I just wanted to say that Dave is awesome. And he's quite handsome too.

P.S.
I should remember to log myself out after browsing the forums while at work.


----------



## BlueWedge (Sep 11, 2005)

Which Dave ?


----------



## JerseyGirl86 (Mar 30, 2009)

I've been guilty of the same thing!

Yeah, who's Dave????? To be that good looking, he must be a NJ native.


----------



## battalionchief3 (Jun 27, 2006)

I know who Dave is.....and I know where he lives and when I see him i am gonna beat him with a wet, dirty sock. Im also not gonna do anymore shift swaps for him....I worked the north side for him and he worked the south side for me and decided to tell everyone how great he is. He is so gonna get it....


----------



## webeopelas (Mar 11, 2006)

Tell Dave he needs a camper if he is going to comment in this forum.









He seems to have the requisite sense of humor!


----------



## Ridgway-Rangers (Apr 18, 2008)

When you think of the restraint Dave used..







..It is pretty impressive. I'm not sure I could resist the voices telling me to do more.








I don't know.. I kinda like Dave.


----------



## JerseyGirl86 (Mar 30, 2009)

Ridgway-Rangers said:


> When you think of the restraint Dave used..
> 
> 
> 
> ...


Awww...Bromance is in the air...


----------



## sawbones25 (Apr 2, 2007)

JerseyGirl86 said:


> When you think of the restraint Dave used..
> 
> 
> 
> ...


Awww...Bromance is in the air...








[/quote]
Wow. There's a lot of love in here. You guys are alright...
I'm Dave. And I did use quite a bit of restraint. I edited my comments several times before I posted this topic. I would never intentionally do anything bad to Travis, but I couldn't just let the opportunity pass...

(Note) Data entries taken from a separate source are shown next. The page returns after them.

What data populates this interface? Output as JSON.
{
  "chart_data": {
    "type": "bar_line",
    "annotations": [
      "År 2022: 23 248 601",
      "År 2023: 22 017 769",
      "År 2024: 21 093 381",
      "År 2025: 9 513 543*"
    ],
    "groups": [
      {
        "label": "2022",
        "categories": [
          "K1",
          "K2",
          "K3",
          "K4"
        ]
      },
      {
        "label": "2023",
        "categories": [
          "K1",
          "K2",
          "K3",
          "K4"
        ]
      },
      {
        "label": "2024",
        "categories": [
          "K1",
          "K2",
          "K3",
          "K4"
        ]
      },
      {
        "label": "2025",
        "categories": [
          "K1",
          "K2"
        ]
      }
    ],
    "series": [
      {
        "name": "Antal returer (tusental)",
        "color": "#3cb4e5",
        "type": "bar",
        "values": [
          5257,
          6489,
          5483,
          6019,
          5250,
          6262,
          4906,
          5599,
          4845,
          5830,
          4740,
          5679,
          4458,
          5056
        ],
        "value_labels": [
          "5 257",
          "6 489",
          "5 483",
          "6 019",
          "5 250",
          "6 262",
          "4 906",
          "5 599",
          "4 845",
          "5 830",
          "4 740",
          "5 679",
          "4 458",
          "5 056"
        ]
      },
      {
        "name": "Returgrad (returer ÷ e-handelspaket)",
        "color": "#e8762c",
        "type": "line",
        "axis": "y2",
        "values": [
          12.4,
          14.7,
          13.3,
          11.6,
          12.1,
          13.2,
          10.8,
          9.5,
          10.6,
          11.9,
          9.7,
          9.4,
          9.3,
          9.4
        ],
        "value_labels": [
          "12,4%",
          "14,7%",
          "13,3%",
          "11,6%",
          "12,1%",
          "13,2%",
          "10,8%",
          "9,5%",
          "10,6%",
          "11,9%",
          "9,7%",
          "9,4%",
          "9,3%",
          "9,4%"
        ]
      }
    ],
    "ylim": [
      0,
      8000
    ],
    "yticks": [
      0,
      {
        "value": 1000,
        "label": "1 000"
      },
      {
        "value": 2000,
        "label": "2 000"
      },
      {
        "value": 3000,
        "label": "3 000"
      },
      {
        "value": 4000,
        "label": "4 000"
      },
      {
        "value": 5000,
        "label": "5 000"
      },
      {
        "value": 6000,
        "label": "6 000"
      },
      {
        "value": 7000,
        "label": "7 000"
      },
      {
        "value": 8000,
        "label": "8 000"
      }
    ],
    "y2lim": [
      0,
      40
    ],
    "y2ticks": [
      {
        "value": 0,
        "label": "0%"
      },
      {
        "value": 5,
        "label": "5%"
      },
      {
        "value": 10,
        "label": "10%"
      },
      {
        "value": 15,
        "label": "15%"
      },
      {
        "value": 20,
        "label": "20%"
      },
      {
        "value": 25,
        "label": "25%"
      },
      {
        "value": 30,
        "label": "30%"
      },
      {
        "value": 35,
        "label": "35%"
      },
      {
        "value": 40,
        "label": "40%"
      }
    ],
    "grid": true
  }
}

I don't have a camper yet. We've borrowed some friends' campers a couple times. Just haven't found the money yet to get one of our own. Hopefully by next summer. Actually I was just looking in your classifieds and found a couple nice deals...


----------



## battalionchief3 (Jun 27, 2006)

You need to get off the computer, we have a staff meeting at 10. Check your seat before you sit down...


----------



## Nathan (Jan 2, 2007)

sawbones25 said:


> Wow. There's a lot of love in here. You guys are alright...
> I'm Dave. And I did use quite a bit of restraint. I edited my comments several times before I posted this topic. I would never intentionally do anything bad to Travis, but I couldn't just let the opportunity pass...
> 
> 
> ...


It's easy to solve the money problem, just wait until you find an unattended computer logged into a bank account!


----------